In the second part of the course, students transcribed and analyzed original manuscripts, letters, and documents culled from Special Collections’ vast store by Haverford’s history professors. (In one dramatic case, a student proved that a letter in the collection that was supposedly written by Gulliver’s Travels author Jonathan Swift was in fact a forgery.)
While he can’t say for certain that the “Seminar on Historical Evidence” was unique among American colleges, “it was certainly innovative and unusual,” says Darin Hayton, associate professor of the history of science and chair of the history department. “More importantly, the course’s innovation centered on students’ intimate engagement with primary source material—real stuff from the real past. In the late 1960s, such engagement was unusual.”
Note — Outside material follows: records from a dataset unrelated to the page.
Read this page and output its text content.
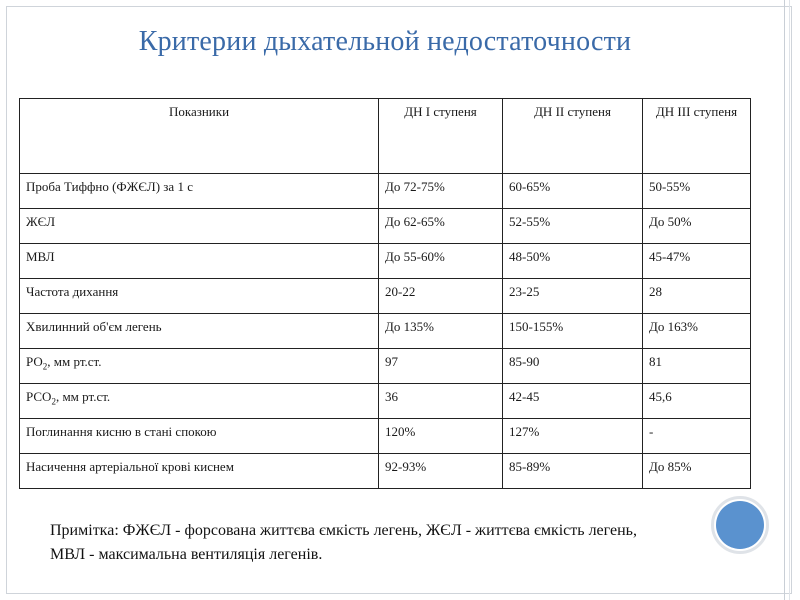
Критерии дыхательной недостаточности
Показники	ДН I ступеня	ДН II ступеня	ДН III ступеня
Проба Тиффно (ФЖЄЛ) за 1 с	До 72-75%	60-65%	50-55%
ЖЄЛ	До 62-65%	52-55%	До 50%
МВЛ	До 55-60%	48-50%	45-47%
Частота дихання	20-22	23-25	28
Хвилинний об'єм легень	До 135%	150-155%	До 163%
$РО_2$, мм рт.ст.	97	85-90	81
$РСО_2$, мм рт.ст.	36	42-45	45,6
Поглинання кисню в стані спокою	120%	127%	-
Насичення артеріальної крові киснем	92-93%	85-89%	До 85%
Примітка: ФЖЄЛ - форсована життєва ємкість легень, ЖЄЛ - життєва ємкість легень, МВЛ - максимальна вентиляція легенів.
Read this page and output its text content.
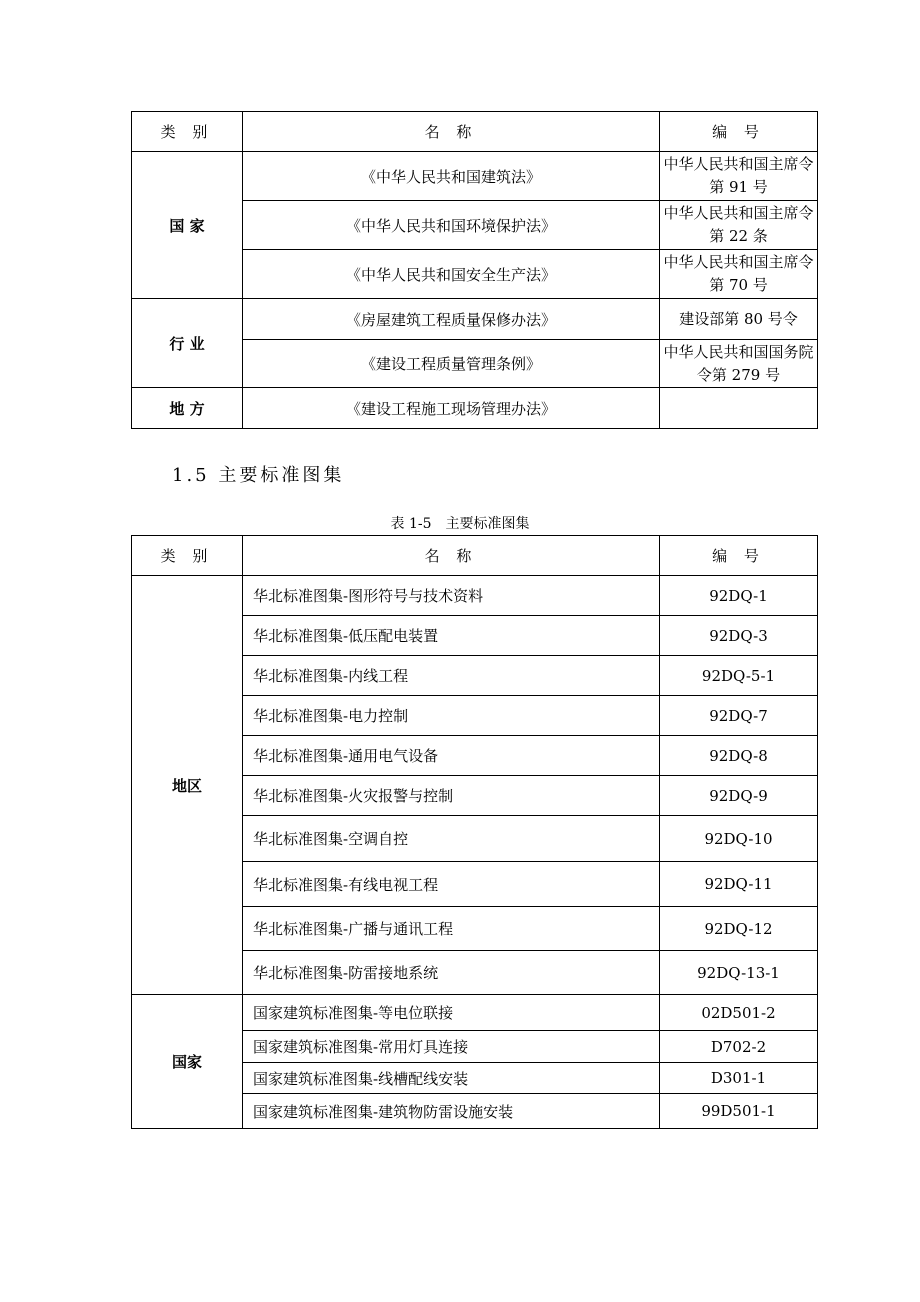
类 别	名 称	编 号
国 家	《中华人民共和国建筑法》	中华人民共和国主席令第 91 号
	《中华人民共和国环境保护法》	中华人民共和国主席令第 22 条
	《中华人民共和国安全生产法》	中华人民共和国主席令第 70 号
行 业	《房屋建筑工程质量保修办法》	建设部第 80 号令
	《建设工程质量管理条例》	中华人民共和国国务院令第 279 号
地 方	《建设工程施工现场管理办法》	
1.5 主要标准图集

表 1-5　主要标准图集

类 别	名 称	编 号
地区	华北标准图集-图形符号与技术资料	92DQ-1
	华北标准图集-低压配电装置	92DQ-3
	华北标准图集-内线工程	92DQ-5-1
	华北标准图集-电力控制	92DQ-7
	华北标准图集-通用电气设备	92DQ-8
	华北标准图集-火灾报警与控制	92DQ-9
	华北标准图集-空调自控	92DQ-10
	华北标准图集-有线电视工程	92DQ-11
	华北标准图集-广播与通讯工程	92DQ-12
	华北标准图集-防雷接地系统	92DQ-13-1
国家	国家建筑标准图集-等电位联接	02D501-2
	国家建筑标准图集-常用灯具连接	D702-2
	国家建筑标准图集-线槽配线安装	D301-1
	国家建筑标准图集-建筑物防雷设施安装	99D501-1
But by 2005, when Hayton joined the College, what had been innovative had become an expected part of most advanced college history coursework. “Faculty increasingly integrated such engagement with primary sources into our courses,” he says. (For an example, see the article on Hayton’s “Madness” seminar, which examined the 19th-century records of a Quaker-run psychiatric hospital, in the winter 2016 issue of Haverford.)
Acknowledging this change in how history was being taught, in 2005 the department replaced the “Seminar on Historical Evidence” with a mandatory thesis based on original research.
-Eils Lotozo
Photo: A series of photos taken in 2002 of students with their “Seminar on Historical Evidence” mystery artifact included (right) Rebecca Harris ’03 (now an advertising strategist in Denver), holding a 19th-century pocket watch shipping tin, and Arunabh Ghosh ’03 (now an assistant professor of history at Harvard University), holding a cheek block made in the Thousand Islands region of New York that was used to control the rigging and sails on a small sailing vessel.